Human MFS aortic root aneurysm scRNAseq. A Three-dimensional CTA reconstruction of 4.8cm aortic root aneurysm. B Representative histologic stains and RNAscope in-situ hybridization (20× magnification) for SERPINE1 (blue) and TNFRSF11B (red) from human MFS aortic tissue. ‘L’ indicates aortic lumen. C Results from dataset integration of human and Fbn1^C1041G/+ mouse scRNAseq. modSMC cluster (blue) is present within both individual datasets. D Independent dimensional reduction and cell clustering of MFS human scRNAseq data. Similar clustering results are observed when plotted based on integrated dataset clustering (top) or independent clustering (human sample only, bottom). E DotPlot for top cluster markers in human dataset. Dot size denotes percentage of cells expressing noted gene, color scale denotes relative expression values. F Representative expression plots for (DEGs) in human modSMCs compared to SMCs. Reduced genes (top) in red, enriched genes (bottom) in blue. Color scale indicates range from 5th (Low) to 95th (High) percentile of normalized expression levels by individual cells.

Figure 8:

Transcriptomic signature of TGF-β signaling is enhanced in modSMCs.
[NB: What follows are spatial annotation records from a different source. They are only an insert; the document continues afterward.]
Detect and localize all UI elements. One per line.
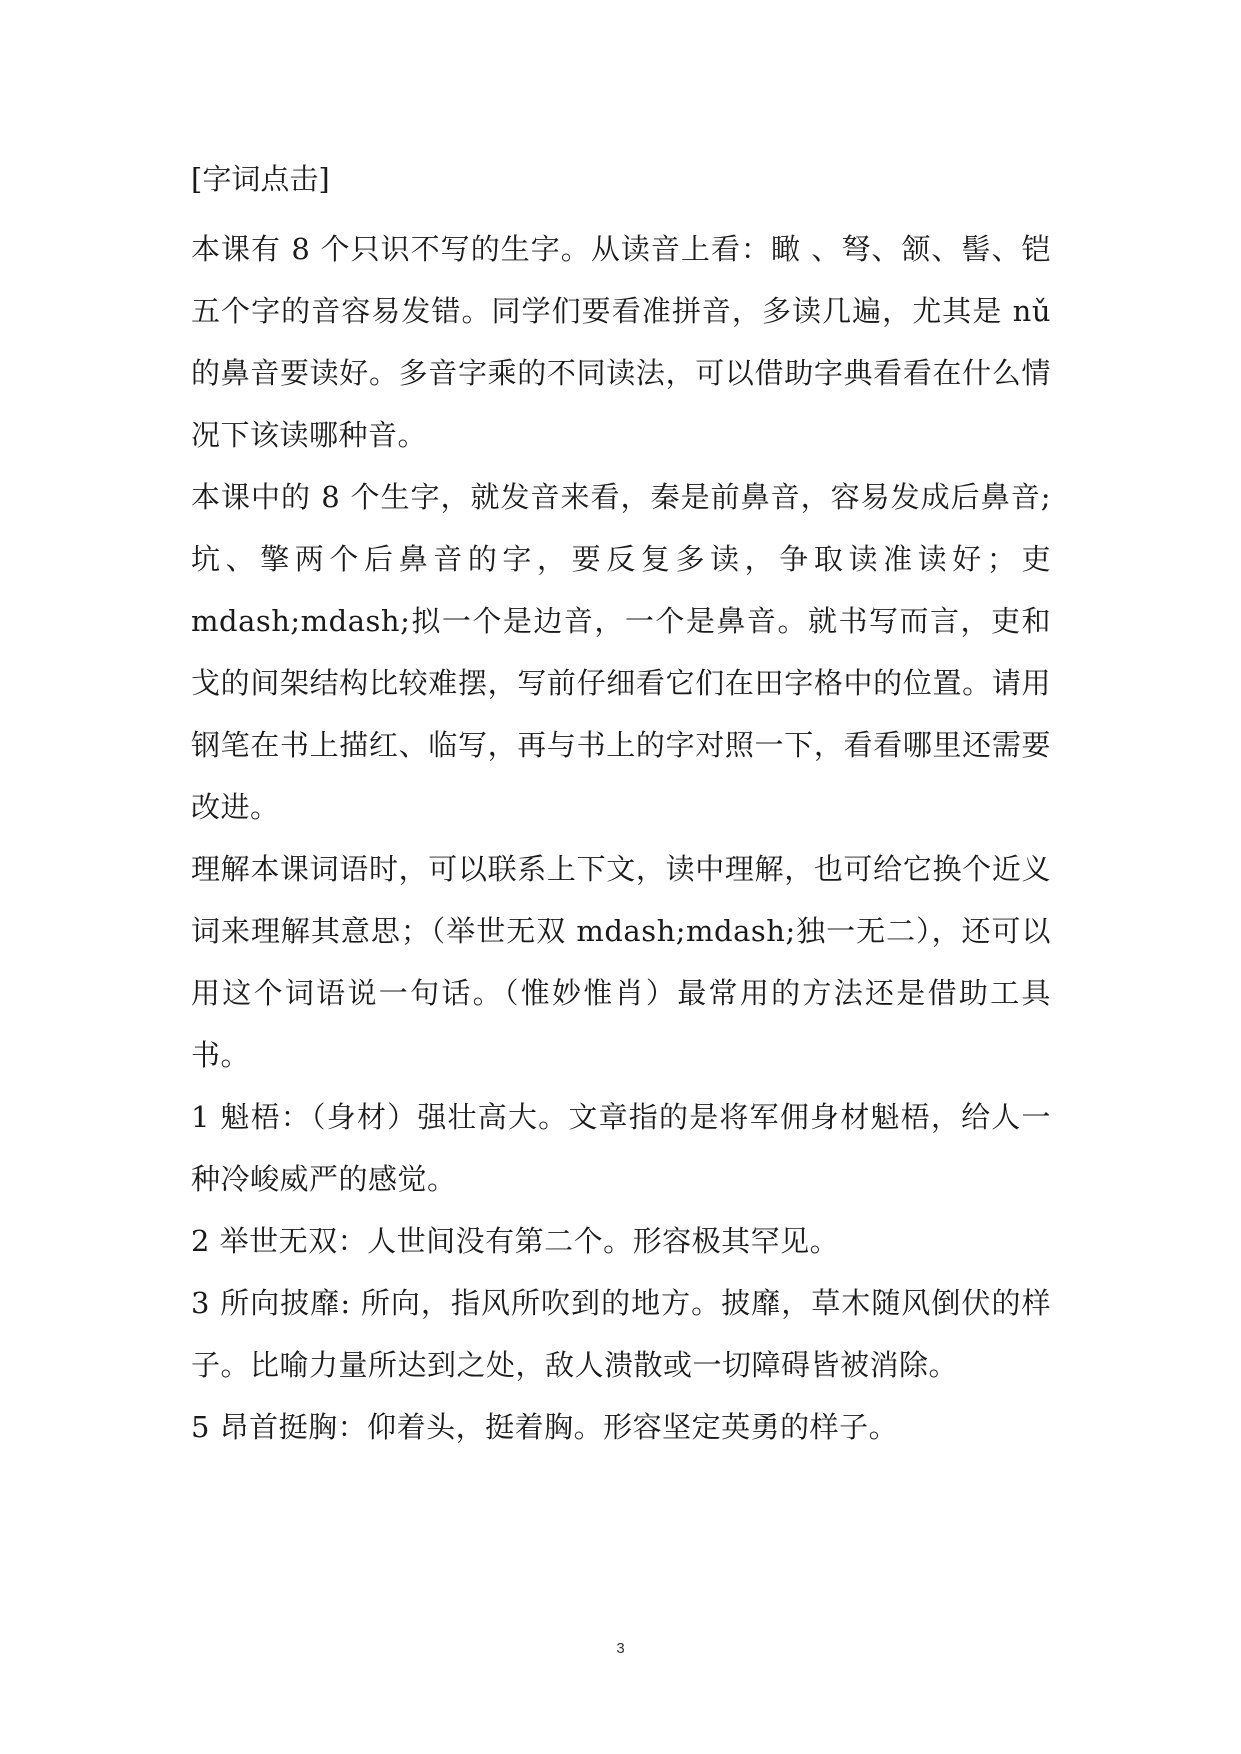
vocab-item-jushiwushuang: 2 举世无双：人世间没有第二个。形容极其罕见。 bbox=[191, 1224, 840, 1258]
paragraph-unrecognized-characters: 本课有 8 个只识不写的生字。从读音上看：瞰 、弩、颔、髻、铠五个字的音容易发错。同学们要看准拼音，多读几遍，尤其是 nǔ的鼻音要读好。多音字乘的不同读法，可以借助字典看看在什么情况下该读哪种音。 bbox=[191, 232, 1051, 452]
paragraph-word-understanding: 理解本课词语时，可以联系上下文，读中理解，也可给它换个近义词来理解其意思；（举世无双 mdash;mdash;独一无二），还可以用这个词语说一句话。（惟妙惟肖）最常用的方法还是借助工具书。 bbox=[191, 852, 1051, 1072]
vocab-item-angshoutingxiong: 5 昂首挺胸：仰着头，挺着胸。形容坚定英勇的样子。 bbox=[191, 1410, 899, 1444]
vocab-item-suoxiangpimi: 3 所向披靡: 所向，指风所吹到的地方。披靡，草木随风倒伏的样子。比喻力量所达到之处，敌人溃散或一切障碍皆被消除。 bbox=[191, 1286, 1051, 1382]
paragraph-new-characters: 本课中的 8 个生字，就发音来看，秦是前鼻音，容易发成后鼻音; 坑、擎两个后鼻音的字，要反复多读，争取读准读好；吏 mdash;mdash;拟一个是边音，一个是鼻音。就书写而言，吏和戈的间架结构比较难摆，写前仔细看它们在田字格中的位置。请用钢笔在书上描红、临写，再与书上的字对照一下，看看哪里还需要改进。 bbox=[191, 480, 1051, 824]
page-number: 3 bbox=[616, 1640, 625, 1657]
section-heading: [字词点击] bbox=[191, 162, 330, 196]
vocab-item-kuiwu: 1 魁梧：（身材）强壮高大。文章指的是将军佣身材魁梧，给人一种冷峻威严的感觉。 bbox=[191, 1100, 1051, 1196]
page-content bbox=[191, 148, 1051, 1458]
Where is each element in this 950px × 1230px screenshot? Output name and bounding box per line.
A UMAP dimensional reduction plot of Fbn1^C1041G/+ and control adult mice SMC, modSMC and fibroblast clusters. B expression plots and C violin plots demonstrating individual cell transcript levels for canonical TGF-β signaling-responsive genes collagen 1 (Col1a1), connective tissue growth factor (Ctgf), plasminogen activator inhibitor-1 (Serpine1) and TGF-β1 ligand (Tgfb1). D-F Analogous data from human MFS patient aortic root tissue. ***p<0.001 by Wilcoxon rank sum test. Color scale indicates range from 5th (Low) to 95th (High) percentile of normalized expression levels by individual cells.